Alles Gute zum Geburtstag

:sm19:

Viel Spass im neuen Lebensjahr


----------



## Rainer Hönle (7 Juli 2009)

Auch von mir alles Gute zum Geburtstag. Aber woher hat AUDSUPERUSER die Geburtstags-Kristallkugel?


----------



## doublecee (7 Juli 2009)

Rainer Hönle schrieb:


> Auch von mir alles Gute zum Geburtstag. Aber woher hat AUDSUPERUSER die Geburtstags-Kristallkugel?


 
die hat er von mir  ...auch von mir alles gute!!! ...und wie gesagt morgen lass ich mir bei dir nen kaffee raus 

greetz 



m3nd|


----------



## diabolo150973 (7 Juli 2009)

Rainer Hönle schrieb:


> Auch von mir alles Gute zum Geburtstag. Aber woher hat AUDSUPERUSER die Geburtstags-Kristallkugel?


sowas weiß man... *ROFL*
Hoffentlich kommt mit dem Alter auch endlich die Vernunft!!!
Sonst sehe ich bald ganz schwarz 


von mir auch alles Gute!!!


Gruß,

dia


----------



## rostiger Nagel (7 Juli 2009)

Uni hat Geburtstag...wie alt wird der Heizer den....?

Ich wünsche alles gute und trink nicht wieder so viel, Herr Bürgermeister!

Gruß H.v.d.R.


----------



## MW (7 Juli 2009)

Von mir auch (nochmal) alles gute zum Geburtstag !!










Helmut_von_der_Reparatur schrieb:


> Uni hat Geburtstag...wie alt wird der Heizer den....?
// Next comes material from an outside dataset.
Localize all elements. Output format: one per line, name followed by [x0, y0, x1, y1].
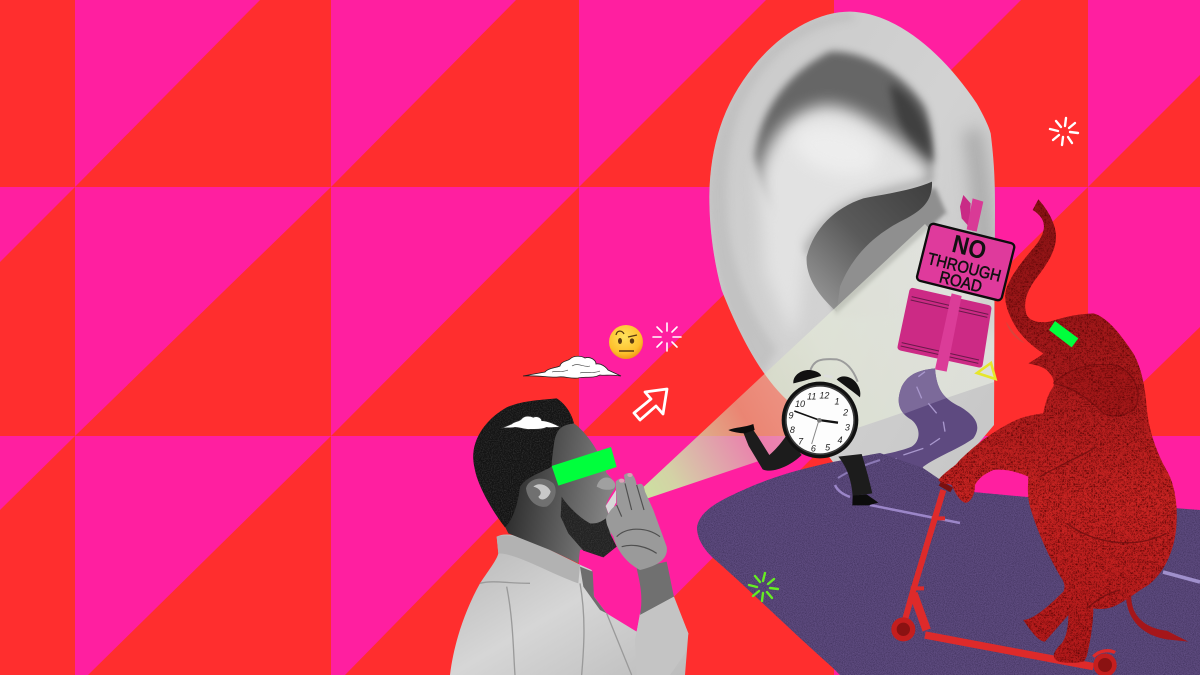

Wenn ich mich nicht verrechnet hab is es sogar ne Schnapszahl, und die eine Zahl ist eine 3


----------



## Hermann (7 Juli 2009)

von mir dann auch alles gute 

:sm24::sm24:


----------



## rostiger Nagel (7 Juli 2009)

MW schrieb:


> Von mir auch (nochmal) alles gute zum Geburtstag !!
> 
> 
> 
> ...





333 Jahre, ja das habe ich auch geschätzt!


----------



## lorenz2512 (7 Juli 2009)

hallo,
auch von mir alles gute, hoffentlich hast du werkzeug geschenkt bekommen und nichts zum anziehen.


----------



## Kai (7 Juli 2009)

Auch von mir alles Gute zum Geburtstag.

:sm20:

Gruß Kai


----------



## HaDi (7 Juli 2009)

:sm20:

Alles Gute wünscht HaDi


----------



## Paule (7 Juli 2009)

Von mir auch alles gute zum Geburtstag!

:sm24: :sm20:


----------



## crash (7 Juli 2009)

Na dann...
Alles Gute zum Geburtstag!


----------



## kolbendosierer (8 Juli 2009)

Auch von mir noch alles gute!!!


----------



## Larry Laffer (8 Juli 2009)

Hallo Heizer,
von mir dann auch mal (nachträglich)
*Alles Gute* und :sm20:


----------



## Cerberus (8 Juli 2009)

Von mir nachträglich auch noch Alles Gute!! :sm20:


----------